В работах А. исследован мир «империализма», способный порождать тоталитаризм. Значительное внимание уделено антисемитизму. Она подробно рассмотрела «дело Дрейфуса» как образец дремлющего антисемитизма. В теории пропаганды А. считала распространенной ошибкой представление о всесилии идеологического воздействия на человека. Ей принадлежит весьма тонкий анализ расового образа мыслей, существовавшего еще до явных проявлений расизма. Она пыталась также воссоздать трагическое самосознание женщины, которая разрывается между своей идентичностью и ассимиляцией.


Каждый том ее переписки с крупнейшими философами или модными литераторами — от Ясперса до Мэри Мак-Карти — оказывался бестселлером. Сборник статей А. «Человек в смутные времена» состоит из портретов людей, творческую деятельность которых она могла наблюдать.


***



Немецко-американский философ и политолог, доктор философии (1928), член-корреспондент Германской академии языка и литературы (Фрг), действительный член Американской академии политических наук. Детство А. прошло в Кенигсберге (с 14 лет А. посещает могилу Канта), участвовала в антифашистском движении. Награждена премией Лессинга (1959), медалью Эмерсона – Торо (1969), премией Соннига за вклад в европейскую цивилизацию (за 8 месяцев до смерти). Испытала влияние таких мыслителей (со многими из них состояла в переписке), как Гвардини, Хайдеггер, Гуссерль, Ясперс.

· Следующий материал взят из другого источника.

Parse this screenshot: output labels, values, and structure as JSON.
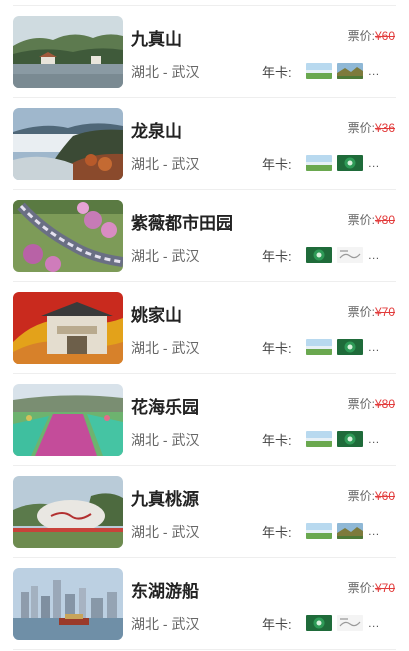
{
  "list": {
    "price_label": "票价:",
    "card_label": "年卡:",
    "more": "…",
    "items": [
      {
        "name": "九真山",
        "location": "湖北 - 武汉",
        "price": "¥60",
        "thumb": "lake-pavilion",
        "cards": [
          "landscape-card",
          "landscape-card-2"
        ]
      },
      {
        "name": "龙泉山",
        "location": "湖北 - 武汉",
        "price": "¥36",
        "thumb": "sea-of-clouds",
        "cards": [
          "landscape-card",
          "green-card"
        ]
      },
      {
        "name": "紫薇都市田园",
        "location": "湖北 - 武汉",
        "price": "¥80",
        "thumb": "flower-train",
        "cards": [
          "green-card",
          "white-card"
        ]
      },
      {
        "name": "姚家山",
        "location": "湖北 - 武汉",
        "price": "¥70",
        "thumb": "memorial-gate",
        "cards": [
          "landscape-card",
          "green-card"
        ]
      },
      {
        "name": "花海乐园",
        "location": "湖北 - 武汉",
        "price": "¥80",
        "thumb": "flower-slope",
        "cards": [
          "landscape-card",
          "green-card"
        ]
      },
      {
        "name": "九真桃源",
        "location": "湖北 - 武汉",
        "price": "¥60",
        "thumb": "stone-garden",
        "cards": [
          "landscape-card",
          "landscape-card-2"
        ]
      },
      {
        "name": "东湖游船",
        "location": "湖北 - 武汉",
        "price": "¥70",
        "thumb": "city-lake-boat",
        "cards": [
          "green-card",
          "white-card"
        ]
      }
    ]
  }
}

Творчество А. занимает особое место в историко-философской традиции, поскольку, с одной стороны, оно может быть оценено как относящееся к философии неклассического типа, а с другой – в работах А. во многом предвосхищены фундаментальные идеи современной постнеклассической философии.


Наследие А. включает в себя более 450 работ, разнообразных по проблематике, но объединенных общим смысловым фокусом всей философской системы А., каковым является интенция на осуществление рефлексивного осмысления современности («думать над тем, что мы делаем»), однако ее творчество тематизировано в достаточно широком диапазоне: от политологически окрашенной аналитики феномена тоталитаризма – до текстологического исследования языка художественного произведения. Основные работы: «Происхождение тоталитаризма» (1951), «Положение человека» (1959), «Кризис в культуре» (1961), «Эйхман в Иерусалиме» (1963), «Между прошлым и будущим. Шесть упражнений в политической мысли» (1964), незавершенная «Жизнь души», вышедшие посмертно «Лекции по политической философии Канта», а также опубликованный в Великобритании сборник «Ханна Аренд: двадцать лет спустя» (1996) и др. В трудах А. исследованы как природа социальности в целом, так и конкретные социо-антропологические категории труда, производства и торговли, политические феномены революции и свободы, а также сформулированы основы современного понимания тоталитаризма как общественного феномена 20 в.


В работах А. фактически высказана идея нелинейности социальных процессов, которая к концу 20 в. окажется доминантой осмысления социальности как таковой (см.): «поскольку действие совершается в отношении существ, способных на свои собственные действия, реакция, помимо того, что является ответом, есть всегда новое действие, которое направляет себя и воздействует на других. Поэтому действие и реакция среди людей никогда не движутся по замкнутому кругу и никогда не могут быть надежно ограничены двумя партнерами». Это означает, что «моментный акт в самых ограниченных обстоятельствах несет ... семена безграничности, поскольку один поступок, а иногда и одно слово, достаточны для того, чтобы изменить каждую констелляцию», – таким образом, «последствия безграничны, поскольку действие, хоть и может ... проистекать ниоткуда, становится медиумом, где каждая реакция становится цепной реакцией».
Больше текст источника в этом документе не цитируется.